One month on, many still remain to participate in the reconstruction.

On Tuesday, more than 100 children of the Yushu School for Orphans were invited to a special Children's Day party at an army camp. Kids sang and danced with soldiers who helped build temporary shelters for the school.

"The earthquake destroyed our school. But so many soldiers and kind strangers came. They gave us food, and built classrooms for us," said Katsongdrolma, a student at the school.

After the quake struck, rescue forces were told to save children trapped in collapsed buildings first. And as the focus shifted to recovery, the rebuilding of schools topped the government agenda.

President Hu Jintao and Premier Wen Jiabao visited the Yushu School of Orphans and consoled traumatized children.

"They all care for us dearly and we should in turn be brave and happy," Katsongjinpa, another orphan school child, said as she pulled a skateboard from under her bed in the dorm.

"It's a gift for me," she said. "I like skateboarding, though it is a boy's game and needs courage."

Yu, 11, said she felt grateful for the help from around the country.

"We received a lot of letters and greeting cards from children in other places. I am so encouraged," she said.

Yu said though images of the quake devastation still haunted her dreams she had decided to look beyond the bitter experience and study hard.

The local authorities sent hundreds of senior year high school students to campuses outside the Yushu quake zone to allow them to concentrate on study and be better prepared for college.

Late Monday, the first batch of 86 students returned to Yushu.

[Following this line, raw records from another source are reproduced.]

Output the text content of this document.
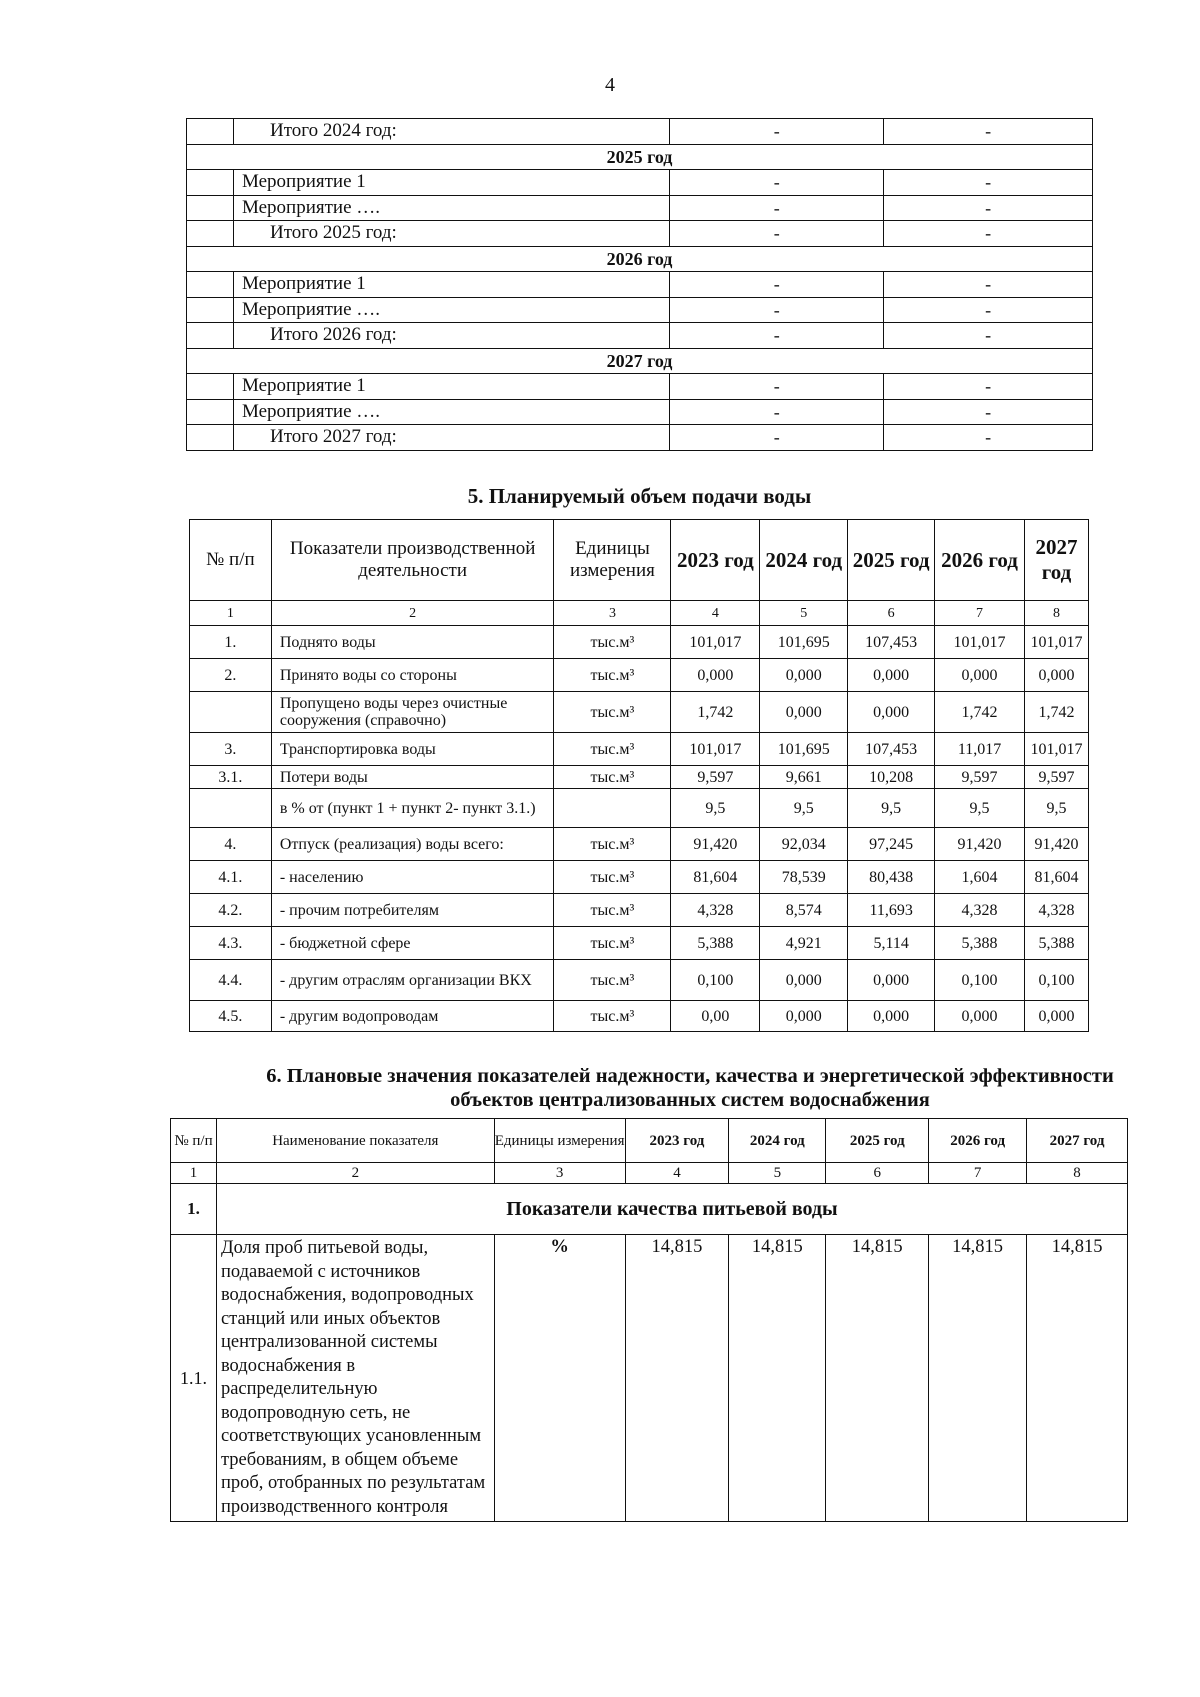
4
	Итого 2024 год:	-	-
2025 год			
	Мероприятие 1	-	-
	Мероприятие ….	-	-
	Итого 2025 год:	-	-
2026 год			
	Мероприятие 1	-	-
	Мероприятие ….	-	-
	Итого 2026 год:	-	-
2027 год			
	Мероприятие 1	-	-
	Мероприятие ….	-	-
	Итого 2027 год:	-	-
5. Планируемый объем подачи воды
№ п/п	Показатели производственной деятельности	Единицы измерения	2023 год	2024 год	2025 год	2026 год	2027 год
1	2	3	4	5	6	7	8
1.	Поднято воды	тыс.м³	101,017	101,695	107,453	101,017	101,017
2.	Принято воды со стороны	тыс.м³	0,000	0,000	0,000	0,000	0,000
	Пропущено воды через очистные сооружения (справочно)	тыс.м³	1,742	0,000	0,000	1,742	1,742
3.	Транспортировка воды	тыс.м³	101,017	101,695	107,453	11,017	101,017
3.1.	Потери воды	тыс.м³	9,597	9,661	10,208	9,597	9,597
	в % от (пункт 1 + пункт 2- пункт 3.1.)		9,5	9,5	9,5	9,5	9,5
4.	Отпуск (реализация) воды всего:	тыс.м³	91,420	92,034	97,245	91,420	91,420
4.1.	- населению	тыс.м³	81,604	78,539	80,438	1,604	81,604
4.2.	- прочим потребителям	тыс.м³	4,328	8,574	11,693	4,328	4,328
4.3.	- бюджетной сфере	тыс.м³	5,388	4,921	5,114	5,388	5,388
4.4.	- другим отраслям организации ВКХ	тыс.м³	0,100	0,000	0,000	0,100	0,100
4.5.	- другим водопроводам	тыс.м³	0,00	0,000	0,000	0,000	0,000
6. Плановые значения показателей надежности, качества и энергетической эффективности объектов централизованных систем водоснабжения
№ п/п	Наименование показателя	Единицы измерения	2023 год	2024 год	2025 год	2026 год	2027 год
1	2	3	4	5	6	7	8
1.	Показатели качества питьевой воды						
1.1.	Доля проб питьевой воды, подаваемой с источников водоснабжения, водопроводных станций или иных объектов централизованной системы водоснабжения в распределительную водопроводную сеть, не соответствующих усановленным требованиям, в общем объеме проб, отобранных по результатам производственного контроля	%	14,815	14,815	14,815	14,815	14,815
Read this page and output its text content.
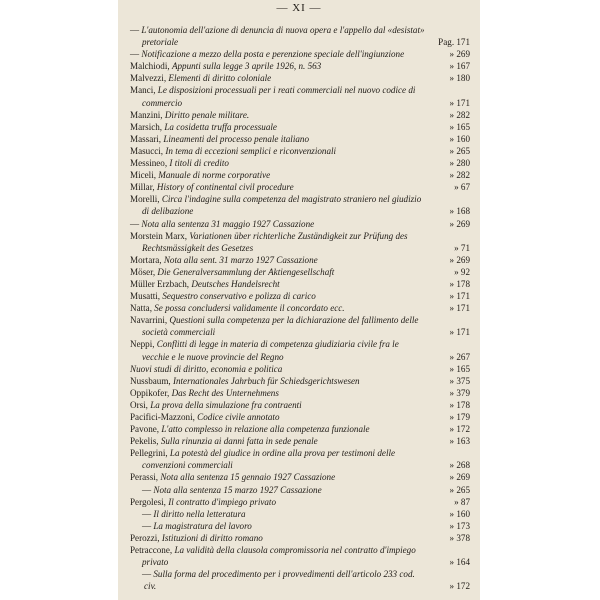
— XI —
— L'autonomia dell'azione di denuncia di nuova opera e l'appello dal «desistat» pretoriale	Pag. 171
— Notificazione a mezzo della posta e perenzione speciale dell'ingiunzione	» 269
Malchiodi, Appunti sulla legge 3 aprile 1926, n. 563	» 167
Malvezzi, Elementi di diritto coloniale	» 180
Manci, Le disposizioni processuali per i reati commerciali nel nuovo codice di commercio	» 171
Manzini, Diritto penale militare.	» 282
Marsich, La cosidetta truffa processuale	» 165
Massari, Lineamenti del processo penale italiano	» 160
Masucci, In tema di eccezioni semplici e riconvenzionali	» 265
Messineo, I titoli di credito	» 280
Miceli, Manuale di norme corporative	» 282
Millar, History of continental civil procedure	» 67
Morelli, Circa l'indagine sulla competenza del magistrato straniero nel giudizio di delibazione	» 168
— Nota alla sentenza 31 maggio 1927 Cassazione	» 269
Morstein Marx, Variationen über richterliche Zuständigkeit zur Prüfung des Rechtsmässigkeit des Gesetzes	» 71
Mortara, Nota alla sent. 31 marzo 1927 Cassazione	» 269
Möser, Die Generalversammlung der Aktiengesellschaft	» 92
Müller Erzbach, Deutsches Handelsrecht	» 178
Musatti, Sequestro conservativo e polizza di carico	» 171
Natta, Se possa concludersi validamente il concordato ecc.	» 171
Navarrini, Questioni sulla competenza per la dichiarazione del fallimento delle società commerciali	» 171
Neppi, Conflitti di legge in materia di competenza giudiziaria civile fra le vecchie e le nuove provincie del Regno	» 267
Nuovi studi di diritto, economia e politica	» 165
Nussbaum, Internationales Jahrbuch für Schiedsgerichtswesen	» 375
Oppikofer, Das Recht des Unternehmens	» 379
Orsi, La prova della simulazione fra contraenti	» 178
Pacifici-Mazzoni, Codice civile annotato	» 179
Pavone, L'atto complesso in relazione alla competenza funzionale	» 172
Pekelis, Sulla rinunzia ai danni fatta in sede penale	» 163
Pellegrini, La potestà del giudice in ordine alla prova per testimoni delle convenzioni commerciali	» 268
Perassi, Nota alla sentenza 15 gennaio 1927 Cassazione	» 269
— Nota alla sentenza 15 marzo 1927 Cassazione	» 265
Pergolesi, Il contratto d'impiego privato	» 87
— Il diritto nella letteratura	» 160
— La magistratura del lavoro	» 173
Perozzi, Istituzioni di diritto romano	» 378
Petraccone, La validità della clausola compromissoria nel contratto d'impiego privato	» 164
— Sulla forma del procedimento per i provvedimenti dell'articolo 233 cod. civ.	» 172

They are expected to take the annual college entrance exam in prefab classrooms in early June.

Overall, the Ministry of Education will send 5,000 Yushu high school students to study in seven better-off provinces, municipalities across the country while reconstruction goes on.

Yu said she wanted to enter college so she could realize her dream.

"I used to dream of becoming a pop singer, but now I want to be a policewoman so I can build my hometown into a better place."